Atma nirbhar chicken biryani for me and oven roasted chicken tikka for K |
I was wondering what to make for dinner yesterday when I remembered that there were three chicken drumsticks in the freezer. Turned out there were 2 though. Then I discovered that was some boneless chicken legs too and brought a bit of that into play. We are using Zorabian chicken these days and quite like the quality.
I decided to make my “Indian roast chicken.” As against Chinese, Thai or European. The one with a marinade similar to that of the tandoori chicken that I used to make in the microwave before we had an oven. The plan was to keep some aside some for K for her dinner and to then add some rice to mine and put it back in the oven and make a quasi biryani/ pulao, as I have done a few times recently.
That is when I saw one of the matkas (earthen cooking pots), in which they had sent the Dum Pukhta Awadhi gosht biryani from ITC Maratha sometime back, lying on the kitchen surface. K had washed lime in it. I then got the idea of using to the matka to what it was born to do. To cook biryani in!
This is the story of what followed.
I marinated the chicken pieces in curd, mustard oil, salt, garam masala, biryani masala (which a restaurant had sent and you can use just any garam masala otherwise or buy a packaged biryani masqala), black pepper, red chilli powder, cumin and coriander powder, ginger garlic paste and pink salt. The picture above will tell you the amounts.
I then placed the marinated chicken on a bed of sliced onions in a glass baking tray and covered it with an aluminium foil. This would ensure that the chicken stayed moist
I pre-heated the oven for 10 min at 200 C and put the tray in the oven for 35 min at 200 C.
I simultaneously made plain steamed rice. I drain out the water while making rice, the way you would for pasta. The Bengali way.
I took out the tray after 35 min and put the chicken legs at the base of the matka and then the rice on top of that. I then drizzled in a bit of the stock that had come out from the chicken in the tray over the rice and sprinkled a bit of salt and the biryani masala on the rice. Trying to layer it all through. I added some of the onions from the tray to the rice. The rice was fully cooked in case you are wondering.

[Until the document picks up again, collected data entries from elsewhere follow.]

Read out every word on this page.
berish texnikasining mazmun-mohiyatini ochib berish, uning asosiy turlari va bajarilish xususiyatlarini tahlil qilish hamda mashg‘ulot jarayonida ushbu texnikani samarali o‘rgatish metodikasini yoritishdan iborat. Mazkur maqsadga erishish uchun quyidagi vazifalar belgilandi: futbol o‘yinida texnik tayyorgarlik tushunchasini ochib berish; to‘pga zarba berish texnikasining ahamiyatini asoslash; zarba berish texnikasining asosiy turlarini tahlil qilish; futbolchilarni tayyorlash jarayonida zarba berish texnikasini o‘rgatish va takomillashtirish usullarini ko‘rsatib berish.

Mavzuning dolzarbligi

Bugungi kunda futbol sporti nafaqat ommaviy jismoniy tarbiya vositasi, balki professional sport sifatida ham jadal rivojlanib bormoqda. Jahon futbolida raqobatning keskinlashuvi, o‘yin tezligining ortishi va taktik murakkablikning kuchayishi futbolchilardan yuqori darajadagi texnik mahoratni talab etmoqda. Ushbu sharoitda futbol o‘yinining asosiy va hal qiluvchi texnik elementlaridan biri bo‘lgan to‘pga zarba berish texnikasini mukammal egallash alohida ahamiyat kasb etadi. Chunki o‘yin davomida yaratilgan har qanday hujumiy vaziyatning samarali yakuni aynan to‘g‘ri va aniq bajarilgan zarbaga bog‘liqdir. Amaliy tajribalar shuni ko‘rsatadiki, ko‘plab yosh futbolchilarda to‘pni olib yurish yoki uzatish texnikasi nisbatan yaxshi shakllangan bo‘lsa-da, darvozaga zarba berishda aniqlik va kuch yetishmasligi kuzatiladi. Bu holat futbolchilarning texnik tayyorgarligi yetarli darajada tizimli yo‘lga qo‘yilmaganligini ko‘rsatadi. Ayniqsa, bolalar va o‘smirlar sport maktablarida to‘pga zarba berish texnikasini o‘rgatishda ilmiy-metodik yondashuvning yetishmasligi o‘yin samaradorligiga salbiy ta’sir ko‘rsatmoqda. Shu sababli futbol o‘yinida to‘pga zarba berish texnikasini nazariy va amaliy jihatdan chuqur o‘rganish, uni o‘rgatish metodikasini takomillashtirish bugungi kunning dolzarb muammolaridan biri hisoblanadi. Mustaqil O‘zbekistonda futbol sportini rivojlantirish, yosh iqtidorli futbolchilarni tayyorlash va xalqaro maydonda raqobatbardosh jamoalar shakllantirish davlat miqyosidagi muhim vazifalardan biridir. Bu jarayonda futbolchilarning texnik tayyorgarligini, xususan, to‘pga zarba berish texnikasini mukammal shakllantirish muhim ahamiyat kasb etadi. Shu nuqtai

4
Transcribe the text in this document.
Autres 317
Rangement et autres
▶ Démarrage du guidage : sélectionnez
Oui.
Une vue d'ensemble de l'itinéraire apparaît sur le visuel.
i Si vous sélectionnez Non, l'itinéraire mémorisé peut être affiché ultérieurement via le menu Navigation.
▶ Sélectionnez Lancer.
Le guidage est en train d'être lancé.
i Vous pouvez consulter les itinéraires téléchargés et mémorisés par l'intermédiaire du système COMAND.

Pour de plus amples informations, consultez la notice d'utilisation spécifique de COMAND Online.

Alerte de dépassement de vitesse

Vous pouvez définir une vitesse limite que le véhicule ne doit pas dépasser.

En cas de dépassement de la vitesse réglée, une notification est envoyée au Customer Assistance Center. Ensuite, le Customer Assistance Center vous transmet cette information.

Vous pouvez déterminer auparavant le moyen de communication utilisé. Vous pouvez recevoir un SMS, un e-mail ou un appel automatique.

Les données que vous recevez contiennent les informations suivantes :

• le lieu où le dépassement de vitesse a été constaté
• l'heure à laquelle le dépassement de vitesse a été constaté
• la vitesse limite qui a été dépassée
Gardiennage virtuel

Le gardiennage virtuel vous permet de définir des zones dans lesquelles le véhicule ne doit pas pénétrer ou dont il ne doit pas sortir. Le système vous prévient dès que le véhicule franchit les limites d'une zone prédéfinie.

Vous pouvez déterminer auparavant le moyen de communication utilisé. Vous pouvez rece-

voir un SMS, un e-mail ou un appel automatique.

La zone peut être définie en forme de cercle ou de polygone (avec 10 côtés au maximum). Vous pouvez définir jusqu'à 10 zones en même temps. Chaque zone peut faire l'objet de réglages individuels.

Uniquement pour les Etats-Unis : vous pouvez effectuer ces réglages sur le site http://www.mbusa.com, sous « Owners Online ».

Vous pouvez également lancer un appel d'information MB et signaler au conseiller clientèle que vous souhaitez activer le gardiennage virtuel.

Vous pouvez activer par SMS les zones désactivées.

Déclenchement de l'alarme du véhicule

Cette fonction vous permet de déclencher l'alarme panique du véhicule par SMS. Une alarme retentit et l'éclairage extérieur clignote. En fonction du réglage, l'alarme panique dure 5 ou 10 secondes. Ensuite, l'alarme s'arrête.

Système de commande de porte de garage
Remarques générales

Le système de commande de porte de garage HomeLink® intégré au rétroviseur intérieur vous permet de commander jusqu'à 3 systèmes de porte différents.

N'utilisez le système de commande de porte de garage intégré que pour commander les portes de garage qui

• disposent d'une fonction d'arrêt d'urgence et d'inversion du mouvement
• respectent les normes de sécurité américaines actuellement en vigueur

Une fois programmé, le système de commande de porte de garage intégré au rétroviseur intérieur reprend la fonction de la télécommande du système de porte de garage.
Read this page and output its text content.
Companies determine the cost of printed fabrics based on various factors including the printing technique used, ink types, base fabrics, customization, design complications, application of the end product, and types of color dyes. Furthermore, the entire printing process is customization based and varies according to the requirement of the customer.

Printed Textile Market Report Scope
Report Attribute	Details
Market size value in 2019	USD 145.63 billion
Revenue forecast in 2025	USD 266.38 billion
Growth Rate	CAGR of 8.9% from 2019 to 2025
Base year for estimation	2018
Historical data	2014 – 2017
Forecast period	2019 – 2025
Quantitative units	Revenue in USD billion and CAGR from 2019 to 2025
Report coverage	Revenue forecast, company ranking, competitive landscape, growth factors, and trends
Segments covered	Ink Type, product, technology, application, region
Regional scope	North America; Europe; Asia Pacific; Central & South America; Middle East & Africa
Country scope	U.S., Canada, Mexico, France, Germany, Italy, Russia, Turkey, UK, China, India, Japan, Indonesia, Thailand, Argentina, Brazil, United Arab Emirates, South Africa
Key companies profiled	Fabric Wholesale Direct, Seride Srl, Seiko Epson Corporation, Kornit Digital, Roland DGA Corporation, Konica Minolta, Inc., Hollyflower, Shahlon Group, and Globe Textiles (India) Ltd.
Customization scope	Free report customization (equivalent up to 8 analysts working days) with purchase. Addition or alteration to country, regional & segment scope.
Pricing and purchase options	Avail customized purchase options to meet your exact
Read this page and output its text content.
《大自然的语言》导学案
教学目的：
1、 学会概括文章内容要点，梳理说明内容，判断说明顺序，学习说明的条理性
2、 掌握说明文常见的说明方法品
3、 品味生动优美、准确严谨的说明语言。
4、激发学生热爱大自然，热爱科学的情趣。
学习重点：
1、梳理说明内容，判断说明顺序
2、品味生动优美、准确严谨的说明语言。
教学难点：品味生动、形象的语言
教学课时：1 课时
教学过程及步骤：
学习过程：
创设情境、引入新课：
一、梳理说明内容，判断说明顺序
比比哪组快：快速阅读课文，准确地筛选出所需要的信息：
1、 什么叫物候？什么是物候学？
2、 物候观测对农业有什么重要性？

I then added a bit of Jharna ghee from Kolkata. Put a slit green chilli on top. Shreds of saffron.
I covered the top of the matka with a steel lid and put the pestle from my mortar and pestle on top to prevent the steam from coming out. We have the lid of the matka somewhere and traditionally one would seal it with flour dough.
I then put the matka on a low flame for ten minutes.
Matka on a low flame |
I put the remaining chicken back in the oven after drizzling some mustard oil on it. This time I left it uncovered and put it in the over for 10 min at 200 C. Those were the chicken tikkas for K.
I then removed the lid and oof, the aromas coming from the matka was something else!!!!
The saffron, the Jharna ghee, the mustard oil, the spices had worked their magic in harmony… it was like aromatherapy for the hungry belly.
It was close to 11 pm by then.
The atmanirbhar biryani |
I felt so happy that I got K to click a pic of mine. ‘He is his favourite chef’, as she had once written about me!
Thankfully the smile stayed on till the end of the meal. The ‘biryani’ had turned out rather well.
No, it was not Dum Pukht level. Nor Aminia, Shiraz or Manzilat’s; but it was mine and I was very proud of it.
How is that for self reliance or ‘atma nirbhar,’ as our PM calls it, in the kitchen?
So happy. So proud! |
Looks amazing!
And looks doable to a Biryani novice like me.
It looks lovely and congratulations. I too had some leftover rice yesterday and made them over into soya nugget pulao. Just fried cardamom cloves bay leaf and black pepper pods in oil and added sliced onions minced garlic and nuggets presoaked in boiling water for 20 mins. Sauteed his for the time till the nuggets and onions had turned golden in colour tipped in the rice mixed well and gave it dum just like you did. There the soya nugget pulao was ready. Any non vegetarian would think there were pieces of juicy mutton in it instead if the soya nuggets. #Lockdownexperiments.
@Keka thanks I am a novice too. I tried years back and that was a disaster
@Sanjay thanks so much. Soya nugget pulao sounds lovely and reminds me of the nutrela packs of my childhood when they were launched
Ufff! Really good! Feeling hungry again.